Я думаю, что появление Валентина, даже и не совсем трезвого – ценный подарок любому литератору, тем более что Отче сидел тихо, как мышка, пока мы с Ленечкой наскоро доругивались, и возвысил голос лишь тогда, когда соглашение было достигнуто.

Валентин даже имел наглость ознакомить Ленечку со своей точкой зрения на предмет, объявив редакторов, в том числе присутствующих, мерзкими стервятниками, рвущими куски живой плоти, паразитами на белом теле отечественной словесности и т. д. и т. п.

Рыцарственный Ленечка безусловно ринулся на защиту лучшего в мире редактора, к тому же прелестнейшей дамы, которая…

Тогда Отче развернул орудия на 180 градусов и призвал меня не попадаться в сети грубой лести и корыстного подхалимажа, видного невооруженным глазом.

Ленечка видел Валентина впервые, поэтому испытал некоторое смущение. Когда же Валентин по привычке назвал меня «прелестное дитя», Ленечка засомневался в безгрешности наших отношений и бросился собирать раскиданные бумаги, бормоча, что ему, мол уже давно пора. Бедняга даже захотел оправдать свое присутствие деловыми причинами, чтобы не вызывать законной ревности Валентина.

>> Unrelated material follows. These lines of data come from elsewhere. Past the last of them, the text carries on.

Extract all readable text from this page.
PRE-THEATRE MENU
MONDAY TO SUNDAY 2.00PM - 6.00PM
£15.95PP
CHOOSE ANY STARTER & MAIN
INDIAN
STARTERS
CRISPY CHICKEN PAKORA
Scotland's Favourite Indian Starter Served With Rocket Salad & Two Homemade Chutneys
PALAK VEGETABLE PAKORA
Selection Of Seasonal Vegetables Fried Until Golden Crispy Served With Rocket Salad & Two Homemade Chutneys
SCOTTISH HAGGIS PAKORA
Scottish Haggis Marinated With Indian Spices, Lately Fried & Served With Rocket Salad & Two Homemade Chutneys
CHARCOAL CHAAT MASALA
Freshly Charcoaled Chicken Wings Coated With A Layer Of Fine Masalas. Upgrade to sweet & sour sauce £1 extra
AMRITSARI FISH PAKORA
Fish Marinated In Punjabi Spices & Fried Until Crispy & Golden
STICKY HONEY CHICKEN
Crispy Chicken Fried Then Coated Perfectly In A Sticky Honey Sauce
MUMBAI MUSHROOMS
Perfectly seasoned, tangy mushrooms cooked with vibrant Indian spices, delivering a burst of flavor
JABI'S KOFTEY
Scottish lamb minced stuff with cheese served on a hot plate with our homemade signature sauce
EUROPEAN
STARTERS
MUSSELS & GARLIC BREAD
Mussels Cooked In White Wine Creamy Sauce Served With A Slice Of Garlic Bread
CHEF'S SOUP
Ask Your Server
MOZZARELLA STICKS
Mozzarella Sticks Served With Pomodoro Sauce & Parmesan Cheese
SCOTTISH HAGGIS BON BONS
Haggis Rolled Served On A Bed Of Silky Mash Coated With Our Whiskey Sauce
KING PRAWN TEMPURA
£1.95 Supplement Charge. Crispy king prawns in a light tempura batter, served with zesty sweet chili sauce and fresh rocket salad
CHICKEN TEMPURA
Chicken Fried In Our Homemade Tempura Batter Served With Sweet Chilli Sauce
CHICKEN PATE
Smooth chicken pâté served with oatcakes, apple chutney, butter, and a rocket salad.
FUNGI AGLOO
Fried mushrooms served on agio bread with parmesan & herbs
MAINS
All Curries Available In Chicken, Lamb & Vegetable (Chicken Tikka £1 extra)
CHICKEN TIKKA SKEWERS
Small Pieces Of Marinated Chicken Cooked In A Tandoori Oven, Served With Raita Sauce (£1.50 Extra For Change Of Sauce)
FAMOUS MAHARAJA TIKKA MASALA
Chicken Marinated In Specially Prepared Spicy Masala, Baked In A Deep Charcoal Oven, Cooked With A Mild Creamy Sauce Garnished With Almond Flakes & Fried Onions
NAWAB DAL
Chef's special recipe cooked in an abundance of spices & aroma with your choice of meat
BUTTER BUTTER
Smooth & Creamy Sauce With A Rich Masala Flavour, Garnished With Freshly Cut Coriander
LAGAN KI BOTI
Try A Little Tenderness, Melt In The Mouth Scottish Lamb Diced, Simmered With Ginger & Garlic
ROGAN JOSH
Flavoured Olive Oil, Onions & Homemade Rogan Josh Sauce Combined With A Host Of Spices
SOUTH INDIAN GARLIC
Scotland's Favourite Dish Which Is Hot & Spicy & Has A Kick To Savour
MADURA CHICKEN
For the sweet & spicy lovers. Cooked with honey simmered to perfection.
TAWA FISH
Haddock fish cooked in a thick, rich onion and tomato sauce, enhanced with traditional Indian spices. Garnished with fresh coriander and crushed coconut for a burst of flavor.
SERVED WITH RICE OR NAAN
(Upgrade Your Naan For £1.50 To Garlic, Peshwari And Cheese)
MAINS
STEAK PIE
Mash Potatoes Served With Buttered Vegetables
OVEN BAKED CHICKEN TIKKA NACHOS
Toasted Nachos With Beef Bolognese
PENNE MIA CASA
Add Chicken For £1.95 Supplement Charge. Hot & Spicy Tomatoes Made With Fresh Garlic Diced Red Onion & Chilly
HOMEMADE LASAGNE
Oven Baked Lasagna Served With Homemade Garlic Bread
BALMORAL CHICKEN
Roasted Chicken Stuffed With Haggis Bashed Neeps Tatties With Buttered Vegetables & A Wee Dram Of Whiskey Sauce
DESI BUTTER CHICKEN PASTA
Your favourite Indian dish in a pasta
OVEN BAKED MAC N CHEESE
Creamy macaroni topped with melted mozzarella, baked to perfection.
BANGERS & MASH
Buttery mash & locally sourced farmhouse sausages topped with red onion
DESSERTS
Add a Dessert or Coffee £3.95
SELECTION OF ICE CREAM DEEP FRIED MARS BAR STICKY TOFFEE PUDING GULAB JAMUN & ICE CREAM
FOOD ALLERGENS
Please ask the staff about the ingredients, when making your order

Вот тут Отче и отколол последнее коленце. Он встал в третью позицию и произнес совершенно гнусным тоном чудовищную тираду.

– Полно, дружище! Ты глубоко заблуждаешься! Я эту фею знаю десять лет и хоть бы раз увидел в ней женщину, – тоном дружеского участия заявил Валька.

В действительности Отче выразился гораздо грубее, и в том же стиле присовокупил, что ничего не имеет против, даже готов приветствовать наши с Ленечкой взаимные чувства в любом их проявлении.

Впечатлительный Ленечка смутился до столбняка и пулей вылетел вон. Я еле успела извиниться за непристойное поведение старого друга и назначить следующее деловое свидание. Когда, разъяренная, я вернулась на кухню, Отче невозмутимо заметил, жуя бутерброд.

– Этот мне нравится больше, рекомендую. Тот тоже ничего, но больно уж зауряден, а в этом есть колорит…

– У тебя тоже колорит: слегка выбрит и пьян до синевы, – в сердцах я вспомнила анекдот о том, что джентльмен должен быть выбрит до синевы и слегка пьян, а кто-то перепутал. – Это автор, понимаешь ты, автор, мне, с ним работать…

– И я о том же, – согласился Отче Валя. – Надо совмещать приятное с полезным, к тому же один роман вовсе не исключает другого, в этом есть своя прелесть.

Я запустила в Вальку парадным блюдцем, и мы едва не подрались.

– Ладно, целомудренная весталка, – в конце концов успокоил меня Отче. – Живи с кем хочешь, хоть со всеми сразу, дело хозяйское, а я остаюсь у тебя ночевать. Завтра с утречка приедет твой основной друг, и мы совершим загородную прогулку в его авто. Кстати, мелкие фотографии, 6 на 4 у тебя имеются?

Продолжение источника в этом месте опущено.